At release time LISTSERV 1.8e will have a completely rewritten and revamped web administration interface. Two significant additions are a new web-based moderation interface and new extensible LISTSERV "wizards".
Documentation: A supplemental guide to the new web interface will be produced after product launch, with a target date of 3Q2002.
Please note that this feature is not available under LISTSERV Lite.
This feature is primarily intended to filter out-of-office messages and the like. It is not intended as a profanity filter. Attempts to configure it to filter profanity will most likely prove to be futile in the long run and are not recommended by L-Soft.
The new CONTENT_FILTER mail template form, if present, contains filtering rules, one rule per line, empty lines ignored. Each rule has the following format:
[prefix:] pattern
The prefix, if present, can be a mail header tag (e.g. "Subject:"); "Header:" to check the whole header; or "Text:" to search the message text. The latter is the default if no prefix is supplied, it is provided in case the pattern contains a colon in the first word. If there are multiple mail header tags with the specified name (e.g. "Received:"), each such tag is searched and it is enough for one of them to match the pattern. If the requested tag is not present in the header, there is (surprise!) no match. A text search will search every line of the first text/plain part in the message. If there is no text/plain part, there is no match. Again, this is designed to filter read receipts, loops, chain letters, spam, you name it. This is NOT a profanity filter and future versions will not be "enhanced" to make futile attempts at decoding Word documents to look for obscene words.
Regular comparisons such as those described above are not case sensitive. Patterns are standard LISTSERV patterns, ie the asterisk is the wildcard character. If there is no asterisk in the pattern, it is replaced with "*pattern*" much like the SCAN command.
The content filter also supports "exact match" comparisons, which are triggered by a double colon. For instance:
Subject::
There are two significant differences between exact and regular match:
a. You must supply your own wildcard characters in an exact match (if you want to use wildcards, that is). A regular match will insert leading and trailing wildcards if none are found. Thus, an exact match is the only way to make a comparison without wildcards.

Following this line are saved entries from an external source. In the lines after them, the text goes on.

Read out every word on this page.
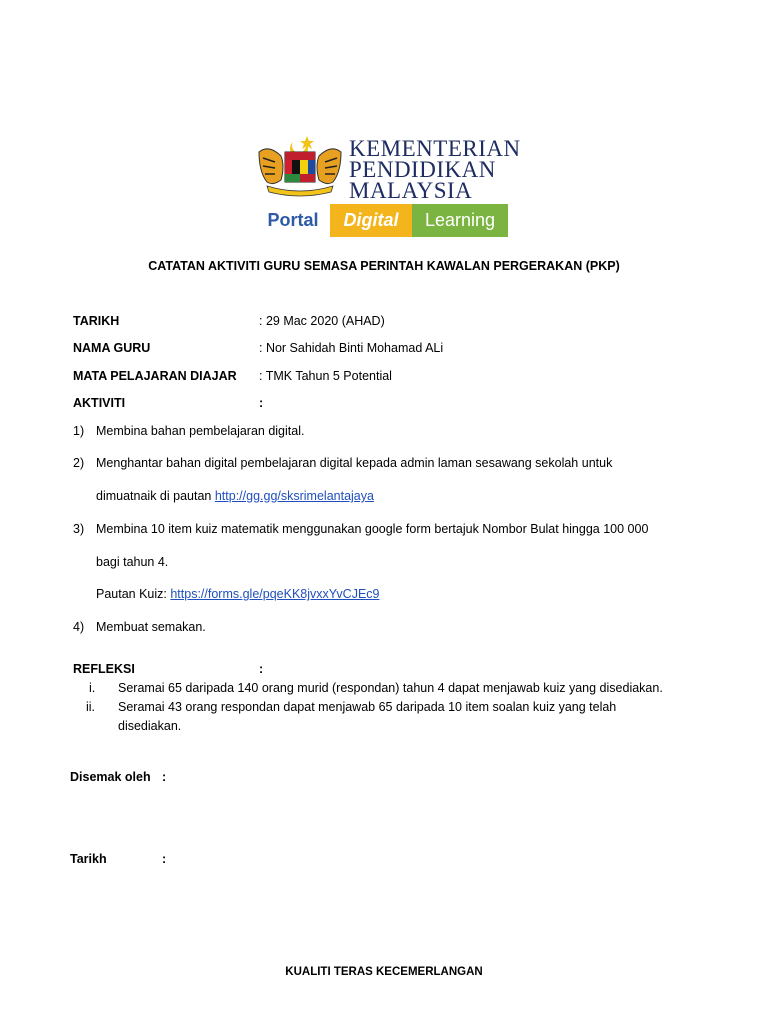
KEMENTERIAN
PENDIDIKAN
MALAYSIA
Portal	Digital	Learning
CATATAN AKTIVITI GURU SEMASA PERINTAH KAWALAN PERGERAKAN (PKP)
TARIKH	: 29 Mac 2020 (AHAD)
NAMA GURU	: Nor Sahidah Binti Mohamad ALi
MATA PELAJARAN DIAJAR : TMK Tahun 5 Potential
AKTIVITI	:
1) Membina bahan pembelajaran digital.
2) Menghantar bahan digital pembelajaran digital kepada admin laman sesawang sekolah untuk
dimuatnaik di pautan http://gg.gg/sksrimelantajaya
3) Membina 10 item kuiz matematik menggunakan google form bertajuk Nombor Bulat hingga 100 000
bagi tahun 4.
Pautan Kuiz: https://forms.gle/pqeKK8jvxxYvCJEc9
4) Membuat semakan.
REFLEKSI	:
i. Seramai 65 daripada 140 orang murid (respondan) tahun 4 dapat menjawab kuiz yang disediakan.
ii. Seramai 43 orang respondan dapat menjawab 65 daripada 10 item soalan kuiz yang telah
disediakan.
Disemak oleh :
Tarikh	:
KUALITI TERAS KECEMERLANGAN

b. You can make an exact match for the empty string. Empty regular matches are ignored since they map to a wildcard comparison for **, which would be always true. This also makes it possible to apply an exact match to a message that does not contain a specified header. For instance, if you want all messages to contain a (mythical) KABOOM: RFC822 header, with an exact match you can tell LISTSERV to perform one of the content-filtering actions if the the header is not present. This is not possible with a regular match.
Note however that you cannot differentiate a header with an empty KABOOM field from a header with no KABOOM field.
One of the most handy uses for the exact match syntax is to be able to write a rule to reject messages with blank subject lines. For instance:
Subject::
Action: REJECT Please resubmit your message with a non-blank subject.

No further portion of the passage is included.